Virginia Power Soccer News
PRESS RELEASE (12 March 2007): The Tidewater Piranhas win Silver at the 2007 East Coast Power Soccer Regional Championships...During the two day tournament, held 9-10 March 2007 in Atlanta, Georgia, the Piranhas competed with 9 other Division 2 teams from Alabama, Indiana, Missouri, Florida, and Georgia. After making it through pool play with a 3-1 record, they defeated the Lakeshore Power from Birmingham, Alabama, 6-0 in the semi-finals. By this time, everyone knew about the ‘Cinderella Team’ from Virginia since they had been formed only 6 months earlier but were beating teams which had competed at multiple Regional and National Championships. And now they were in the finals, facing the only team that they hadn’t defeated, the DASA Dynamite 1 team from St. Louis, Missouri.

During pool play, the Disabled Athlete Sport Association (DASA) team had won in a close 3-2 match. Within the first 10 minutes of the championship match, DASA took the lead again. But the Piranhas kept fighting and with less than 3 minutes left, they tied it up when Kevin Mulholland (19) used his strength to push the ball by the DASA goalkeeper (who was eventually selected as the Goalkeeper of the Tournament for Division 2). The last few minutes of regulation time and the 2 overtime periods were marked with tough play and both teams refused to give up a goal. So, for the first time in Regional history, the final was decided by a penalty kick shoot-out. Unfortunately for the young team from Virginia, they were unable to convert a kick while DASA was able to squeeze the ball past the goalkeeper who made the initial block but saw the ball bounce off the goalpost and then deflect off his wheelchair into the goal. Nonetheless, this was a historic event for Virginia since it was the first time a power soccer team from Virginia had ever competed in the new sport.
The Tidewater team had a notable supporter in the stands during their final game when Mercy Akide-Udoh of the Hampton Roads Piranhas, and former star of the Nigerian National Team, came to cheer them on. She was the first African Women's Footballer of the year (2002) and was a 1999 and 2004 FIFA World All-Star. She played for Nigeria in the last three FIFA Women's World Cups and also helped Nigeria 's Super Falcons to three African Women Championships (AWC) titles in 1998, 2000 and 2002. At the 2004 Olympics in Athens , she scored two goals goals and assisted on another. Mercy was twice named a FIFA World All Star (1999 and 2004) and is known as one of the most dangerous strikers in the world. In 2005, she was named by FIFA as one of its 15 Ambassadors for Women Football and was chosen to present FIFA's Award for the Woman World Player of the Year for 2006.

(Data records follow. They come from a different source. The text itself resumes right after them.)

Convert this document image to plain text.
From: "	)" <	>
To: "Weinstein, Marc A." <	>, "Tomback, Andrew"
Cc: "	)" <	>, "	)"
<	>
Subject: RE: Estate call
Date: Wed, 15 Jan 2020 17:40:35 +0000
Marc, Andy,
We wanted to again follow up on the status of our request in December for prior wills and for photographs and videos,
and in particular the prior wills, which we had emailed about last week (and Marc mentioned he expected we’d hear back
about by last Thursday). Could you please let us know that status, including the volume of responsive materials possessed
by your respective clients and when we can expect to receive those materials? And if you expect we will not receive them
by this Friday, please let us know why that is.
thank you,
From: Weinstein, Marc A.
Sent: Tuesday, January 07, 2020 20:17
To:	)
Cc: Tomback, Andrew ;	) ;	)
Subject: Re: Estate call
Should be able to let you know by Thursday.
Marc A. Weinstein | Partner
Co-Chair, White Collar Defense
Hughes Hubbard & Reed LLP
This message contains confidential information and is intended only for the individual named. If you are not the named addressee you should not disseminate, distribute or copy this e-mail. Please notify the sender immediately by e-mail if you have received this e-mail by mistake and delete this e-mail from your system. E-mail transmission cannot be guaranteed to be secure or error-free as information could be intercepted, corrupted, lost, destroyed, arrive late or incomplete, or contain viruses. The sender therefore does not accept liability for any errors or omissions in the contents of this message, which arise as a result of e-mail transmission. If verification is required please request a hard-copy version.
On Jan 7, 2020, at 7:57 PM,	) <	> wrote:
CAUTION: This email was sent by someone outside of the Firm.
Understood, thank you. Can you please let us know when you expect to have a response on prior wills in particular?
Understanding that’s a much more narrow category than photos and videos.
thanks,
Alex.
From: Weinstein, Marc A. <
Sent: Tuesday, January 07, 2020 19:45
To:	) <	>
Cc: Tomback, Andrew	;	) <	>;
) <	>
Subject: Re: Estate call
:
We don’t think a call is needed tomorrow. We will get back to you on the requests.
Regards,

Mercy Akide-Udoh with the Tidewater Piranhas
The Tidewater Piranhas consists of Nicollette Dwyer (10) and Ron Mayfield (48) from Virginia Beach, Mike Lamon (20) from Norfolk, Ryan Jeffress (14) from Portsmouth, and Isaac Earlenbaugh (12) and Kevin Mulholland from Chesapeake. The team is coached by Stephen Belechak of Virginia Beach , the boys' varsity coach at Bayside High School , with assistance from Steven Churm of Chesapeake . The team wears uniforms donated by the owner of the W-League Hampton Roads Piranhas, Marcie Laumann. Additionally, another Chesapeake resident, Chris Mulholland, was selected to officiate the Division 1 Championship Final which was won by the Indy Circle City Rollers from Indianapolis , Indiana .
The team is now raising money to compete at the National Championships in Indianapolis , Indiana , 7-8 Jun 2007.
Power soccer is played by athletes who use powered wheelchairs. The chairs are regulated to the same top speed and outfitted with footguards attached to the front of the chair which the players use to kick the ball. The game is played on a basketball court by two four-member teams who attempt to advance the ball into a goal about 20 feet wide. Participants include folks with quadriplegia, multiple sclerosis, head trauma, cerebral palsy, muscular dystrophy and other disabilities. Some maneuver their chairs with a joystick, others with a puff of air or their chins. Like regular soccer, the game rewards agility, imagination and proper spacing. And, again like regular soccer, there is contact, this among 300-plus-pound power chairs.
This competitive sport has been played in various countries around the world for more than 30 years, but is just now exploding onto the public scene. The US Power Soccer Association (USPSA, www.powersoccerusa.net) was recently created to govern Power Soccer in the United States and the Fédération Internationale de Powerchair Football Association (FIPFA, www.fipfa.org) has 10 country members with more joining this summer.
The Virginia Power Soccer Association (VPSA, www.freewebs.com/vapowersoccer) was established in November 2005 as the first state power soccer association in the US .
The USPSA is sending a US Team to Japan in October to compete at the first-ever World Cup for Powerchair Football.